Lagoon advocates want to see the City of Vero Beach step up efforts to better filter storm water runoff. To address the Lagoon crisis, Councilman Richard Winger believes it is time for Vero Beach to follow the example of most surrounding municipalities along the Lagoon. Nearly all of them have establishing a source of dedicated funding for maintaining and expanding storm water filtration.
At its 9:30 meeting tomorrow morning, the City Council will vote on a proposal to begin assessing a storm water system user fee on property owners. The proposed fee is estimated to average $5 a month per property, and is expected to raise just under $1 million a year. An alternative proposal would have the City increase it property tax to pay for handling storm water runoff. This alternative approach, Winger points out, would leave all non-profits and governments exempt from helping to pay the cost of removing and cleaning the runoff from their properties.

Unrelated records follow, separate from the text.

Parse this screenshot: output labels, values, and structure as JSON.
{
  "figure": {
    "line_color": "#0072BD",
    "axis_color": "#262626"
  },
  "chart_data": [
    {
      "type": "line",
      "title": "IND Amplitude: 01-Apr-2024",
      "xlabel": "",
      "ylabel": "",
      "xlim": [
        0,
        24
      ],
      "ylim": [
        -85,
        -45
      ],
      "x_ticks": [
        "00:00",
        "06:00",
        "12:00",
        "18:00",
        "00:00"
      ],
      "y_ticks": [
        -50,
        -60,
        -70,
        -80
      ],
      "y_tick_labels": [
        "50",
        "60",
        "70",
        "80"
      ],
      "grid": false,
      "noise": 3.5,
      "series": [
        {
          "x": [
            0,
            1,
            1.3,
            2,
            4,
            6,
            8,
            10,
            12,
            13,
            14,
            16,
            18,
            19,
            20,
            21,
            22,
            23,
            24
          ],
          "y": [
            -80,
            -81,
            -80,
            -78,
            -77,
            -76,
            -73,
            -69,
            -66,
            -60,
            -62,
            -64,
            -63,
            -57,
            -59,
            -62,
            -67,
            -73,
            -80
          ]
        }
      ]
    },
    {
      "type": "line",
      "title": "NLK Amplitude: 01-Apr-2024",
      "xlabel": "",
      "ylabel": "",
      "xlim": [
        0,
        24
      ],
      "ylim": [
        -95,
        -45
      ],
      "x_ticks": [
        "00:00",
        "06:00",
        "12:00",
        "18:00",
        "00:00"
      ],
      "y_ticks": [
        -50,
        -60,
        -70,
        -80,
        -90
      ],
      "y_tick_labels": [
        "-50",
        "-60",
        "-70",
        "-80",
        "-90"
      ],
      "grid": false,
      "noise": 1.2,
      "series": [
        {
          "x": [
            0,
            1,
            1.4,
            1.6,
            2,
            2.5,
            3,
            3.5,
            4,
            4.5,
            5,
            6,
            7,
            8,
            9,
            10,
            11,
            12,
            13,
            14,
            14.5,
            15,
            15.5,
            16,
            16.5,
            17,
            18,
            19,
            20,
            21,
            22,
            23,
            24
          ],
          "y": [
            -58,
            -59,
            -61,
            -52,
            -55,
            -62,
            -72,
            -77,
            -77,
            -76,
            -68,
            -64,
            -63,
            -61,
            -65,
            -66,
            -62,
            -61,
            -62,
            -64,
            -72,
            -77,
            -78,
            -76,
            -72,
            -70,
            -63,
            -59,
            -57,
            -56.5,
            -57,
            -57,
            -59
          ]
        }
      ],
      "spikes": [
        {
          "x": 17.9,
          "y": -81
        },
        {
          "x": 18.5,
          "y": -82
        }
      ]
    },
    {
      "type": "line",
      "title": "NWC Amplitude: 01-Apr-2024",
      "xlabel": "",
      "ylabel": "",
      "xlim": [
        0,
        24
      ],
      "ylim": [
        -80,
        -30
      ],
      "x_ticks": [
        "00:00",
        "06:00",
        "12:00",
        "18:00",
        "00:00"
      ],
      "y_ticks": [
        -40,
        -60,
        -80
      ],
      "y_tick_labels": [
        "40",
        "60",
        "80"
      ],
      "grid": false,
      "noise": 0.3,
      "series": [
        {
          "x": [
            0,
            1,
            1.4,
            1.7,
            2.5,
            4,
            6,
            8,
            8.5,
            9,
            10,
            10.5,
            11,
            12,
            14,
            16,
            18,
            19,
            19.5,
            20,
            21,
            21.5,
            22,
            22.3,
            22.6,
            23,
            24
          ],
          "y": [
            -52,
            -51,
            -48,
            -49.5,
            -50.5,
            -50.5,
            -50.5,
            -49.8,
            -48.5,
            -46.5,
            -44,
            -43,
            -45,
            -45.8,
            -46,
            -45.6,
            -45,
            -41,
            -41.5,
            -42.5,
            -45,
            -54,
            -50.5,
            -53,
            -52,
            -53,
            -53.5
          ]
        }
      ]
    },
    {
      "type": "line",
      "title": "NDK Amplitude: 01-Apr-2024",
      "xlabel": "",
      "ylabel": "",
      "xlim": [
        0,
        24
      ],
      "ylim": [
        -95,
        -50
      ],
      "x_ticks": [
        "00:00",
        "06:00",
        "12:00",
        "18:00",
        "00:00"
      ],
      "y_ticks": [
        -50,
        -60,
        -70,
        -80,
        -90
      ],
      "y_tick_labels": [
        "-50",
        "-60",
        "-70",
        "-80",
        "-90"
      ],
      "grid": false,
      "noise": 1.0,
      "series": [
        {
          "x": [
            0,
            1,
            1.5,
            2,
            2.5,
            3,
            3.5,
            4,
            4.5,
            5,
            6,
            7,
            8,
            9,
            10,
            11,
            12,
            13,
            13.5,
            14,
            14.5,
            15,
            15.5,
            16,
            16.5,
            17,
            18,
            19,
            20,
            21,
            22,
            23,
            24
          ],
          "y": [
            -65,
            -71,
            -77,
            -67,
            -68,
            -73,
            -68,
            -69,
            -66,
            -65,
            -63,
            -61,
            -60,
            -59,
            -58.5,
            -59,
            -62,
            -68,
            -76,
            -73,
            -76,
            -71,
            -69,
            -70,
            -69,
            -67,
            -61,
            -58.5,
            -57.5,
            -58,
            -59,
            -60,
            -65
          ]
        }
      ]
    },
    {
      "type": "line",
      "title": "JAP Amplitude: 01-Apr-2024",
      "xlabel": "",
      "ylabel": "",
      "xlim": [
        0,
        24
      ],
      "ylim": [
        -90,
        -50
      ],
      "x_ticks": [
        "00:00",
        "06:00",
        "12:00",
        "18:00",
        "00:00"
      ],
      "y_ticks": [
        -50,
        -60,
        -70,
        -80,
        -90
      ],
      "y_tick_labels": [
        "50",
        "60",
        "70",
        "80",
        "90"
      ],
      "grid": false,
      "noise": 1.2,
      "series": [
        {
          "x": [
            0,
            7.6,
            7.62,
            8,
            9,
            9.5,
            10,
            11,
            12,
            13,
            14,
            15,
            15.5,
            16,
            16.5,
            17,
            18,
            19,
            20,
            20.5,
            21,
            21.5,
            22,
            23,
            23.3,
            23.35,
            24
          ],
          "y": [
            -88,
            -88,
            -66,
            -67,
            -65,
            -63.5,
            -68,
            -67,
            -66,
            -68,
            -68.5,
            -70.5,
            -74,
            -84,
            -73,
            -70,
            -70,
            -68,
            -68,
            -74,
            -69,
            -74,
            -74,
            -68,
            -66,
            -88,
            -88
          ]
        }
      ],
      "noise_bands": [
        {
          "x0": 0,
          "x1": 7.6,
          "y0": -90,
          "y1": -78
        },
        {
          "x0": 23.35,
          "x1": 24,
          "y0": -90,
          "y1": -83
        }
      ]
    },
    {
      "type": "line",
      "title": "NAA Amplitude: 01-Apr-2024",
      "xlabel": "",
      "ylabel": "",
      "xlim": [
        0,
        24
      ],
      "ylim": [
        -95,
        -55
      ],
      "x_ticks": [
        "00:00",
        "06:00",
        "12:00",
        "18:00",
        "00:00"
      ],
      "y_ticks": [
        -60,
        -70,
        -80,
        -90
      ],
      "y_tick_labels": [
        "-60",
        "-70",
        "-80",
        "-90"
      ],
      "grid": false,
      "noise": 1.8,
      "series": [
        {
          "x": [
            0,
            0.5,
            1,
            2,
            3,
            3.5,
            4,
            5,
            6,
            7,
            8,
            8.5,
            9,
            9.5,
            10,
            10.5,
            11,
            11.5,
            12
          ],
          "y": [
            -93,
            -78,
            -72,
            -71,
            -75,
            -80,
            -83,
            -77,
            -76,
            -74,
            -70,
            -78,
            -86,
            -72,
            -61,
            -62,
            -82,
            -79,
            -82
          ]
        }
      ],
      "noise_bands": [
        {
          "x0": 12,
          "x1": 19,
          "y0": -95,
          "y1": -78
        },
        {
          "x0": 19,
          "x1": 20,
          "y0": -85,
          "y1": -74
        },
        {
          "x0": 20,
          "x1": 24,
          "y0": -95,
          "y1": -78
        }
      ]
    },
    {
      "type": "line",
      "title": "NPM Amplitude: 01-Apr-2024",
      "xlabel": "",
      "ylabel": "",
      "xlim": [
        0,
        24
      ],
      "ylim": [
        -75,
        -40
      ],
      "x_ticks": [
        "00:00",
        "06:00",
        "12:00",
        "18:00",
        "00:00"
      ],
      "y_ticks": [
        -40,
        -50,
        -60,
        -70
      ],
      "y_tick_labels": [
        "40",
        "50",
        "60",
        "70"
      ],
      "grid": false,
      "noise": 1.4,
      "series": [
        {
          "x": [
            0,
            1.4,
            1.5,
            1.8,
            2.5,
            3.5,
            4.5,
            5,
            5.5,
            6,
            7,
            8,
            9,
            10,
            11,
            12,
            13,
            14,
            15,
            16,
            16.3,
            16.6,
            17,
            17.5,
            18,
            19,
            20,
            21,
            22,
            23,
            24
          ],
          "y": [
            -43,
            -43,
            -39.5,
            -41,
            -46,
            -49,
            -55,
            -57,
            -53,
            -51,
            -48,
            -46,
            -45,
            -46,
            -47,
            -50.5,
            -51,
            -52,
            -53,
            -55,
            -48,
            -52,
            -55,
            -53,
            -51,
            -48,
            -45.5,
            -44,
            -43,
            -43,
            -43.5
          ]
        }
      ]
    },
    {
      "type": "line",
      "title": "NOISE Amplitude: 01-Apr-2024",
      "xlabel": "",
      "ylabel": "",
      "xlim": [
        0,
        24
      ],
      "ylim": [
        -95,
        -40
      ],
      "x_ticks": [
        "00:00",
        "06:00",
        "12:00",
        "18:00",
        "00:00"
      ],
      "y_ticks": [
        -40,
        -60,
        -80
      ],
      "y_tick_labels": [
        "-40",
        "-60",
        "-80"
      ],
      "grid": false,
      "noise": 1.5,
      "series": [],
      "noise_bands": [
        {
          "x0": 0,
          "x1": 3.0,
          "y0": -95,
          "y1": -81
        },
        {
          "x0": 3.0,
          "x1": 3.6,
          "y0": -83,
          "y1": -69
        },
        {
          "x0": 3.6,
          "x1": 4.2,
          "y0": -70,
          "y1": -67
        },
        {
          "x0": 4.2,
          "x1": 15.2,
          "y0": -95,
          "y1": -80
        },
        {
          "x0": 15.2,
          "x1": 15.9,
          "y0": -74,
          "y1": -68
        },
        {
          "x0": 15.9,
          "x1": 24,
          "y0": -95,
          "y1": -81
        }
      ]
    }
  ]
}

Limited-government advocates, chief among them Councilman Harry Howle, oppose Winger’s proposal, because, they says, it will lead to more government. Echoing Howle, Press Journal columnist Larry Reasman again yesterday repeated the claim that Winger’s proposal will create a “new utility,” as he put it in his front page column. Winger counters that what he is proposing, and what the Council is set to vote on tomorrow, is a user fee to fund improvements to and expansion of the City’s network of canals, culverts and filters. The proposal to be voted on tomorrow restricts the use of the money to be raised. It cannot be use to hire employees, or to establish “a new utility,” as Resiman and Howle claim.
Both sides are bracing for what will likely be a long and spirited debate tomorrow.